I took him to his pediatrician the next day and even he did not think of a stroke because physically, Conner had no real deficit. He ordered an EEG and MRI that were done outpatient that evening. 10 minutes into the MRI, I see the radiologist race into the MRI room. A few minutes later I receive a call from my son’s pediatrician that he has had a large left side acute stroke. He told me that they were going to try and finish the MRI and then we would be going down to the ER so that they could prepare Conner for lifeline to Riley Children’s Hospital in Indianapolis.
I felt like I had been punched in the stomach and I had no one with me because my husband was in the MRI room with him… he didn’t even know yet. I was going to have to break the news to him myself. Just then, my mom and grandma came walking into the hospital, right when I needed them most.
The next couple of days were filled with countless consults with different physicians and multiple therapies.
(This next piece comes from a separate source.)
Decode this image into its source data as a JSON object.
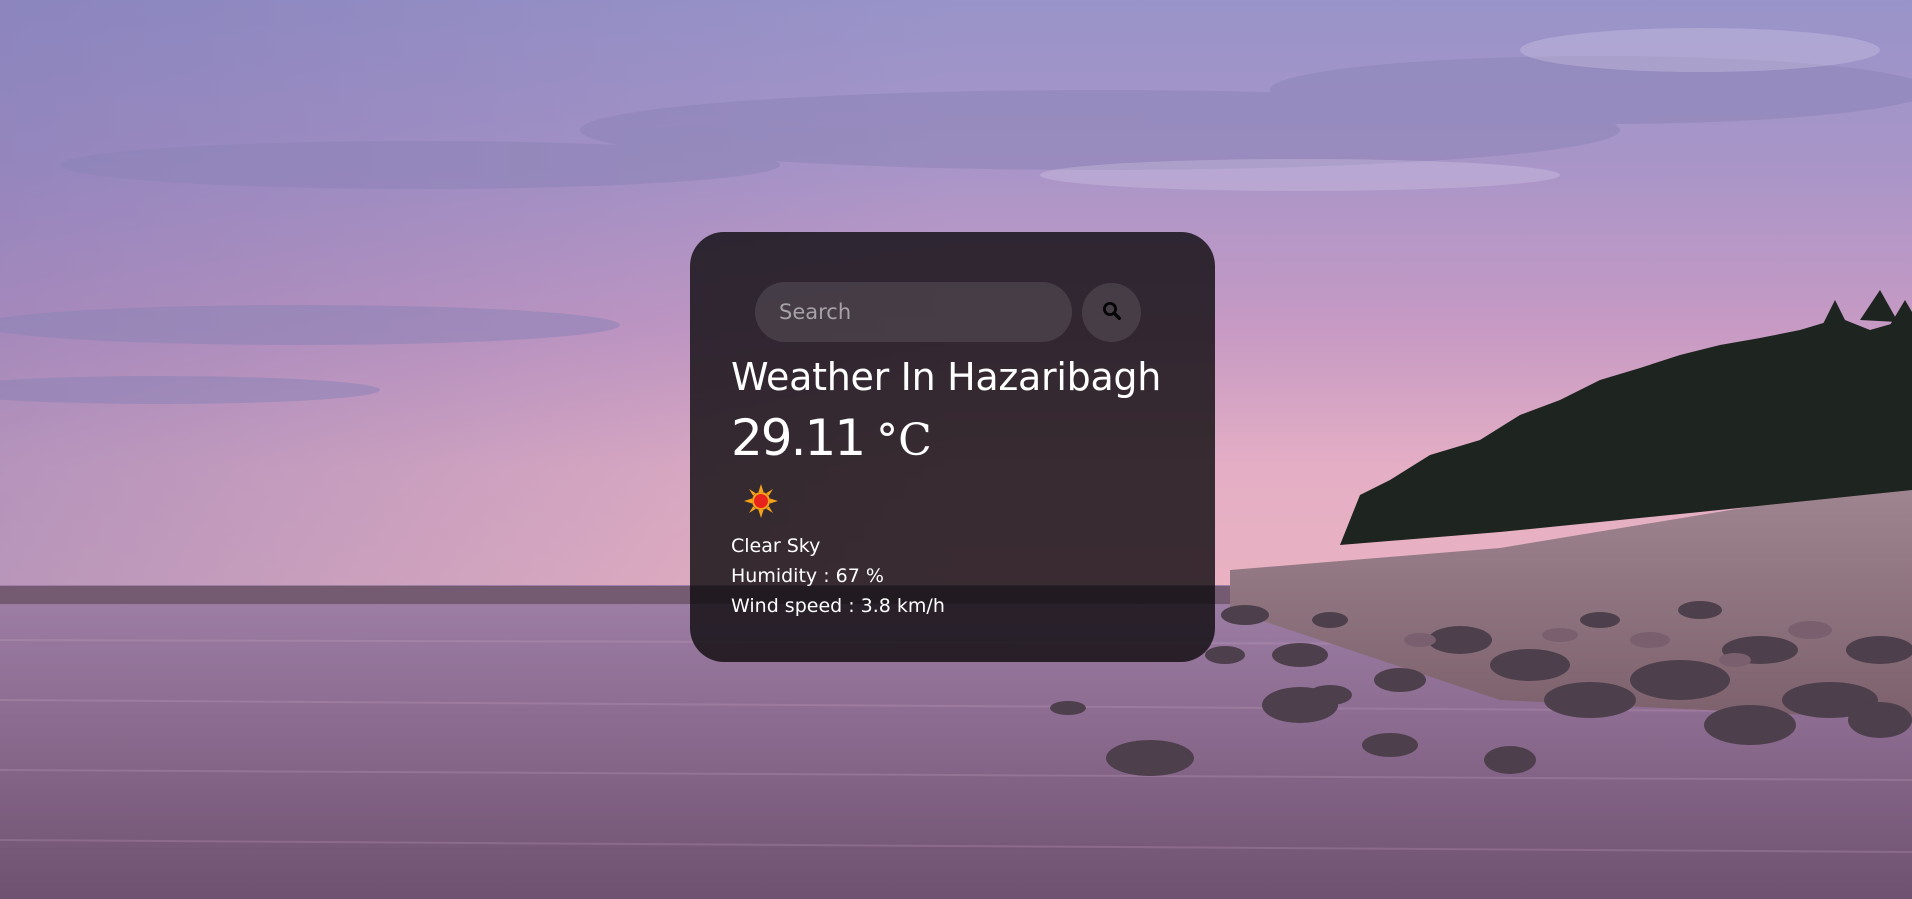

Once we went home, things changed drastically. He had been completely silent and spaced out and upon returning home, he flipped a switch. He became extremely aggressive, violent, impulsive, reckless, and just scared me to death. He could not return to school at all the rest of that year and I quit my nursing job to be home with him. For a year and a half he was in speech and occupational therapy, he was discharged this past summer.
He has been on multiple different medications and several dosage adjustments and things seem to be so much better now. He still has trouble with executive functioning (how you plan, organize, and complete a task). He likely will always struggle with processing his thoughts and he is very emotional. He has, however, come a very long way and is back to being the sweetest kid in the world. He had already given his heart to Jesus and his faith remains strong. I am so proud of how far he has come and for never giving up.